I know now that what I wait for in the stillness is the fullness of God to grow within me. For me, the darkness is pregnant with possibility and hope. As I rest in the silence, God’s voice gets stronger within me. My deepest yearnings surface and I find myself looking at my self and my gifts in new ways. I see the world more clearly and I begin to puzzle out how God might be asking me to make a difference, to contribute more to the world around me, to be a light that shines in the darkness. The themes of Advent echo through the darkness to me in an almost embodied way. I feel the rhythms of new life pulsing inside me. It is holy time. Advent is a 'waiting" time - a purple season when we prepare for the coming of Jesus. We remember God's coming to us in the form of the baby Jesus and we await the day of Jesus'coming again. In the words of the new song the children are learning this year, we, "Get Ready!"

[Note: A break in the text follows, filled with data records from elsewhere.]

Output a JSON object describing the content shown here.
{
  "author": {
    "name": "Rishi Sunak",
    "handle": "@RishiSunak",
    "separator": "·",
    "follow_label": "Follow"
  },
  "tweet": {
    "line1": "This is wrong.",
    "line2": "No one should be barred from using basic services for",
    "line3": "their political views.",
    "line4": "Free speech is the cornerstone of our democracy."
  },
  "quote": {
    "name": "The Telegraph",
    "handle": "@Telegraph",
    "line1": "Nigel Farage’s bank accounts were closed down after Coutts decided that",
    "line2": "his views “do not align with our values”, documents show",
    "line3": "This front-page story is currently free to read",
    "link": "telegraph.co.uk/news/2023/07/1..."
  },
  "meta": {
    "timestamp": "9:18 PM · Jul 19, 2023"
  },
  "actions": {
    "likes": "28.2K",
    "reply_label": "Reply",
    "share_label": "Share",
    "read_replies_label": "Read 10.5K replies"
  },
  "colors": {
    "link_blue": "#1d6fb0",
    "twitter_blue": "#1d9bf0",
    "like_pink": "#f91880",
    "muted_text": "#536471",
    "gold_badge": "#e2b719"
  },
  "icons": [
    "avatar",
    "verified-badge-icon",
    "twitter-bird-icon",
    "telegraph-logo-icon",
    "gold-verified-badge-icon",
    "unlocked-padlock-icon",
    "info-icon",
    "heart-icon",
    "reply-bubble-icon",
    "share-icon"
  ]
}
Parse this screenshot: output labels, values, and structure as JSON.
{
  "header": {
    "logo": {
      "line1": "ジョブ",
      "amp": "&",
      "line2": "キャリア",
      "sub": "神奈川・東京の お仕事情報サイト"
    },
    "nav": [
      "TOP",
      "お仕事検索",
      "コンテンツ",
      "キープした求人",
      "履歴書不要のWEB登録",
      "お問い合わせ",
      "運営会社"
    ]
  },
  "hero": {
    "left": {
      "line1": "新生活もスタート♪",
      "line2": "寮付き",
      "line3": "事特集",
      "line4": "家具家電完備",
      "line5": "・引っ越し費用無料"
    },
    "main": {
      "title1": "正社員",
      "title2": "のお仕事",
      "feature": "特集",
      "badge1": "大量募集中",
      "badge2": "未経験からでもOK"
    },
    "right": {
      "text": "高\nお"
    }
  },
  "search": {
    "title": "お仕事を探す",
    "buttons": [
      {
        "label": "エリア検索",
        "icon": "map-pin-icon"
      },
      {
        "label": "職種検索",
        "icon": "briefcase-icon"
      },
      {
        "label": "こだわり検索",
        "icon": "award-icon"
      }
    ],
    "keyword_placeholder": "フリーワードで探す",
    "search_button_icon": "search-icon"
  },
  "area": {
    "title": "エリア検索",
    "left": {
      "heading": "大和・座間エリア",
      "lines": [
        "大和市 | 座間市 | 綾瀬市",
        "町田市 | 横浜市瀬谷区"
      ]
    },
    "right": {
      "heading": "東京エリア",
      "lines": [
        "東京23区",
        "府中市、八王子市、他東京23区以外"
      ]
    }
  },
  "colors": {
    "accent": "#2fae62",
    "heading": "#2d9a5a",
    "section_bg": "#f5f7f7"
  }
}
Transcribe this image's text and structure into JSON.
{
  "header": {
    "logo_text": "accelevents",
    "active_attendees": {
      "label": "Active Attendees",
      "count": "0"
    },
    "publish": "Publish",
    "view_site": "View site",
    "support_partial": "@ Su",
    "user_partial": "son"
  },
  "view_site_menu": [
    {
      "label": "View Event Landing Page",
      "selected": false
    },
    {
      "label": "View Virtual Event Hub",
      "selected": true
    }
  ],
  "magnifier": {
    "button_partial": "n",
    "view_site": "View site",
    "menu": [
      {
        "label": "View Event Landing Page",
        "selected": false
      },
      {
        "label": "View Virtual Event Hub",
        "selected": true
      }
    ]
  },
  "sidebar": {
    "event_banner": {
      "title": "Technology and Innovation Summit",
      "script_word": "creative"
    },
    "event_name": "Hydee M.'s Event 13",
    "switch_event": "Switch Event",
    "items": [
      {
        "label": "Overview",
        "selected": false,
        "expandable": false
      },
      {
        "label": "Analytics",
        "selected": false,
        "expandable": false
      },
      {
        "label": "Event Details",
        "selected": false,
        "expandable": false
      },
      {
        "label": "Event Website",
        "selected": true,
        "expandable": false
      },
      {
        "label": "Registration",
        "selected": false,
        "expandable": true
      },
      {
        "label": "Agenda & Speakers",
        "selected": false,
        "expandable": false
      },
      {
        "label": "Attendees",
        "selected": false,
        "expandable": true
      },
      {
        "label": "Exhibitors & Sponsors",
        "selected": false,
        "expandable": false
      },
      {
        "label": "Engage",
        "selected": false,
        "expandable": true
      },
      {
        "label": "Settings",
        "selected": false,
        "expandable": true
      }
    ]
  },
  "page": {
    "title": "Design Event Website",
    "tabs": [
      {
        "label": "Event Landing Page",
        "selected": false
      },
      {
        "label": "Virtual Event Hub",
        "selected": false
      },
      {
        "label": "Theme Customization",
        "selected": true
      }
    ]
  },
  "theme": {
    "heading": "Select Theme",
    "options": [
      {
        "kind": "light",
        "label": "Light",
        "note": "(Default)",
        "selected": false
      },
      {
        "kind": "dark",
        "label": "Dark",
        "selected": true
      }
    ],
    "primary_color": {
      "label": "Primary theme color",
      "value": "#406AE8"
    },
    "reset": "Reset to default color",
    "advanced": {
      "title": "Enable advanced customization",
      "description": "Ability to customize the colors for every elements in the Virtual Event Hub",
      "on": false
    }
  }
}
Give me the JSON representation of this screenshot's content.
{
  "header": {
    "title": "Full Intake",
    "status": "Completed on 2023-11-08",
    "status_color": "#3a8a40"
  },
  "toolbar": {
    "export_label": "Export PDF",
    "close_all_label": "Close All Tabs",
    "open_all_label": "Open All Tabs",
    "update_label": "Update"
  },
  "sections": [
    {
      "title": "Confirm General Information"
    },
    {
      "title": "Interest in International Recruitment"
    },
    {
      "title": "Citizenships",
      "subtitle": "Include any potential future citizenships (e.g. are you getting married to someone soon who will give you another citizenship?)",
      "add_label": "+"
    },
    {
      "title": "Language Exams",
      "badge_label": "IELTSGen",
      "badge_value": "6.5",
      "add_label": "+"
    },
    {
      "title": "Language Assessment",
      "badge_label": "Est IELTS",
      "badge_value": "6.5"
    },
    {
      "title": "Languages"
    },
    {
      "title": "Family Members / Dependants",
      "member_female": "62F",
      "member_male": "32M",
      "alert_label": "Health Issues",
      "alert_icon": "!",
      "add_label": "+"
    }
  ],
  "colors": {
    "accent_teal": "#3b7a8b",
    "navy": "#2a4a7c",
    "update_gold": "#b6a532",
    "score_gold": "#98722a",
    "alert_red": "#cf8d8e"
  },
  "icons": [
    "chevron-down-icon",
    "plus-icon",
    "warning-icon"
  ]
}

This Advent, I invite you to let the darkness envelop you and your family. Rather than try to cram as much as you can into the holiday season, let the early coming of night wrap your family in a cocoon. Light your Advent wreath at dinner, hold hands as you pray together and linger a few moments before dashing off to making lunches for tomorrow, catching up on email/voicemail and starting the kids off on their homework. Just rest in each other and the candles glow. Don’t direct the conversation or feel like you must accomplish anything productive. Just BE together and let the Holy Spirit fill you and yours. Wait. See what happens. Something new will come of it in God’s time.